Political Loyalty Oaths Fall Out of Favor
GOP candidates disavow promises to back party's presidential nominee

What’s a signed political pledge worth?
With all three remaining Republican presidential candidates backing away from the promises they made to the Republican National Committee to support the party’s White House nominee, other loyalty oaths may similarly fall out of favor.
Real estate mogul Donald Trump, Texas Sen. Ted Cruz and Ohio Gov. John Kasich all told a CNN town hall Tuesday that they may not stick to their signed RNC pledges. “All of us shouldn’t even have answered that question,” Kasich told CNN of the Republican Party’s pledge.
The pledge also required candidates to vow not to run as an independent or another party’s candidate for the presidency. It’s hardly the only attestation the White House contenders have encountered on the campaign trail.
Lobbying groups of all kinds are pursuing more pledges as a way to get candidates on the record and make promises while voters are paying attention.
Candidates for Congress and the White House this cycle can take a pledge to reject political money from fossil fuel interests. Presidential hopefuls have been asked to close the revolving door between Wall Street and the federal government in their executive branch appointments. And they can always embrace the decades-old pledge that they will not support a tax increase while in office.
But how much power is there in a political pledge, especially if Republican presidential contenders are already breaking one to the GOP itself? If lawmakers and presidents disavow their promises once in office, such pledges aren’t worth the paper they’re written on.
Even if they keep their word, there can be a downside as Trump, Cruz and Kasich now contend.
“There are hundreds of pledges that are submitted to campaigns, and it puts the candidate in a box,” said Ryan Williams, a senior vice president at FP1 Strategies who worked on Mitt Romney’s 2008 and 2012 presidential campaigns. “These pledges are an attempt by a lot of groups to wield political clout and hold candidates to their standards, but many of these pledges are very black and white — sometimes candidates like to find gray area.”
The prevalence of political pledges, Williams noted, may be why some lawmakers are unwilling to compromise.

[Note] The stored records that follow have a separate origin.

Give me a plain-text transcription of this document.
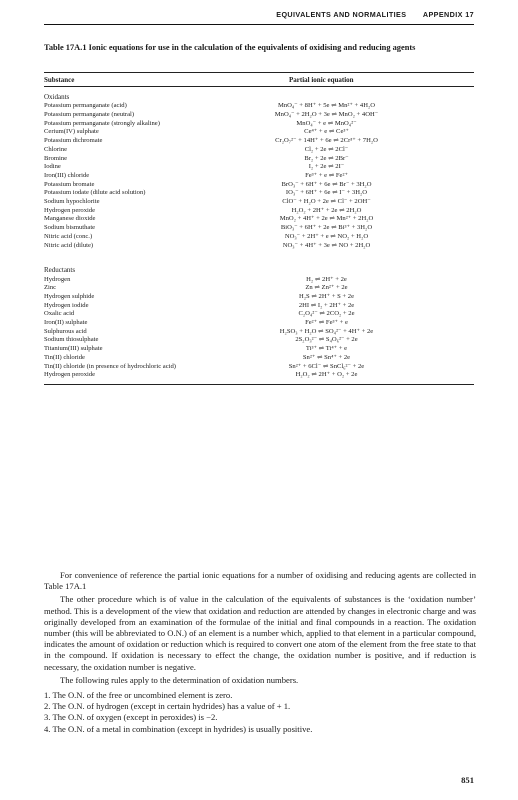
EQUIVALENTS AND NORMALITIES APPENDIX 17
Table 17A.1 Ionic equations for use in the calculation of the equivalents of oxidising and reducing agents
Substance	Partial ionic equation
Oxidants
Potassium permanganate (acid)	MnO₄⁻ + 8H⁺ + 5e ⇌ Mn²⁺ + 4H₂O
Potassium permanganate (neutral)	MnO₄⁻ + 2H₂O + 3e ⇌ MnO₂ + 4OH⁻
Potassium permanganate (strongly alkaline)	MnO₄⁻ + e ⇌ MnO₄²⁻
Cerium(IV) sulphate	Ce⁴⁺ + e ⇌ Ce³⁺
Potassium dichromate	Cr₂O₇²⁻ + 14H⁺ + 6e ⇌ 2Cr³⁺ + 7H₂O
Chlorine	Cl₂ + 2e ⇌ 2Cl⁻
Bromine	Br₂ + 2e ⇌ 2Br⁻
Iodine	I₂ + 2e ⇌ 2I⁻
Iron(III) chloride	Fe³⁺ + e ⇌ Fe²⁺
Potassium bromate	BrO₃⁻ + 6H⁺ + 6e ⇌ Br⁻ + 3H₂O
Potassium iodate (dilute acid solution)	IO₃⁻ + 6H⁺ + 6e ⇌ I⁻ + 3H₂O
Sodium hypochlorite	ClO⁻ + H₂O + 2e ⇌ Cl⁻ + 2OH⁻
Hydrogen peroxide	H₂O₂ + 2H⁺ + 2e ⇌ 2H₂O
Manganese dioxide	MnO₂ + 4H⁺ + 2e ⇌ Mn²⁺ + 2H₂O
Sodium bismuthate	BiO₃⁻ + 6H⁺ + 2e ⇌ Bi³⁺ + 3H₂O
Nitric acid (conc.)	NO₃⁻ + 2H⁺ + e ⇌ NO₂ + H₂O
Nitric acid (dilute)	NO₃⁻ + 4H⁺ + 3e ⇌ NO + 2H₂O
Reductants
Hydrogen	H₂ ⇌ 2H⁺ + 2e
Zinc	Zn ⇌ Zn²⁺ + 2e
Hydrogen sulphide	H₂S ⇌ 2H⁺ + S + 2e
Hydrogen iodide	2HI ⇌ I₂ + 2H⁺ + 2e
Oxalic acid	C₂O₄²⁻ ⇌ 2CO₂ + 2e
Iron(II) sulphate	Fe²⁺ ⇌ Fe³⁺ + e
Sulphurous acid	H₂SO₃ + H₂O ⇌ SO₄²⁻ + 4H⁺ + 2e
Sodium thiosulphate	2S₂O₃²⁻ ⇌ S₄O₆²⁻ + 2e
Titanium(III) sulphate	Ti³⁺ ⇌ Ti⁴⁺ + e
Tin(II) chloride	Sn²⁺ ⇌ Sn⁴⁺ + 2e
Tin(II) chloride (in presence of hydrochloric acid)	Sn²⁺ + 6Cl⁻ ⇌ SnCl₆²⁻ + 2e
Hydrogen peroxide	H₂O₂ ⇌ 2H⁺ + O₂ + 2e

For convenience of reference the partial ionic equations for a number of oxidising and reducing agents are collected in Table 17A.1

The other procedure which is of value in the calculation of the equivalents of substances is the ‘oxidation number’ method. This is a development of the view that oxidation and reduction are attended by changes in electronic charge and was originally developed from an examination of the formulae of the initial and final compounds in a reaction. The oxidation number (this will be abbreviated to O.N.) of an element is a number which, applied to that element in a particular compound, indicates the amount of oxidation or reduction which is required to convert one atom of the element from the free state to that in the compound. If oxidation is necessary to effect the change, the oxidation number is positive, and if reduction is necessary, the oxidation number is negative.

The following rules apply to the determination of oxidation numbers.

1. The O.N. of the free or uncombined element is zero.
2. The O.N. of hydrogen (except in certain hydrides) has a value of + 1.
3. The O.N. of oxygen (except in peroxides) is −2.
4. The O.N. of a metal in combination (except in hydrides) is usually positive.
851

Cruz, in backing away from the RNC pledge, explained that circumstances had shifted with increasingly nasty rhetoric involving candidates’ personal lives. “I’m not in the habit of supporting someone who attacks my wife and my family,” Cruz told the CNN town hall.
To have any staying power, a pledge must ultimately be enforced by voters — not by the lobbying groups or parties that craft them, said Grover Norquist, author of the Taxpayer Protection Pledge, one of the best known.
In that one-sentence pledge, candidates vow to the American people that they will “oppose any and all efforts to increase the marginal income tax rate for individuals and/or businesses.”
Nearly all sitting Republican lawmakers and GOP congressional candidates have signed the tax pledge. Norquist said he has secured signed copies from all the remaining Republican presidential hopefuls except front-runner Donald Trump.
Trump’s people say the pledge document is on the way, Norquist said.
“One reason why the Taxpayer Protection Pledge is often mimicked, but rarely successfully, is that the pledge is one thing and it doesn’t change,” said Norquist, president of Americans for Tax Reform, who launched the pledge in 1986.
Sticking to the tax pledge is totally within the signer’s control. It’s not a promise to repeal, for example, the 2010 health care law, which would require a cooperative effort to accomplish.
Though most voters, especially this cycle, would likely roll their eyes when asked if politicians really keep their promises, academic research has found that at least with the taxpayer pledge, lawmakers take it very seriously.
That pledge “is quite effective at locking politicians into anti-tax positions,” wrote Stanford University’s Michael Tomz and Robert P. Van Houweling of the University of California, Berkeley, in a 2012 paper titled “Political Pledges as Credible Commitments.”
Even amid periods of national crisis, such as the debt-ceiling debate of 2011, Republicans held the line against any deals that would have included tax increases, the academics concluded.
“Written campaign pledges hold up better than verbal ones because putting it down on paper or on a website makes it more concrete in the eyes of candidates and interest groups,” said Darrell West, director of governance studies at the Brookings Institution.
It’s that kind of policy muscle that many organizations are seeking with new pledges this year.
But if the RNC pledge is any indication, candidates may increasingly be willing to tear up such promises.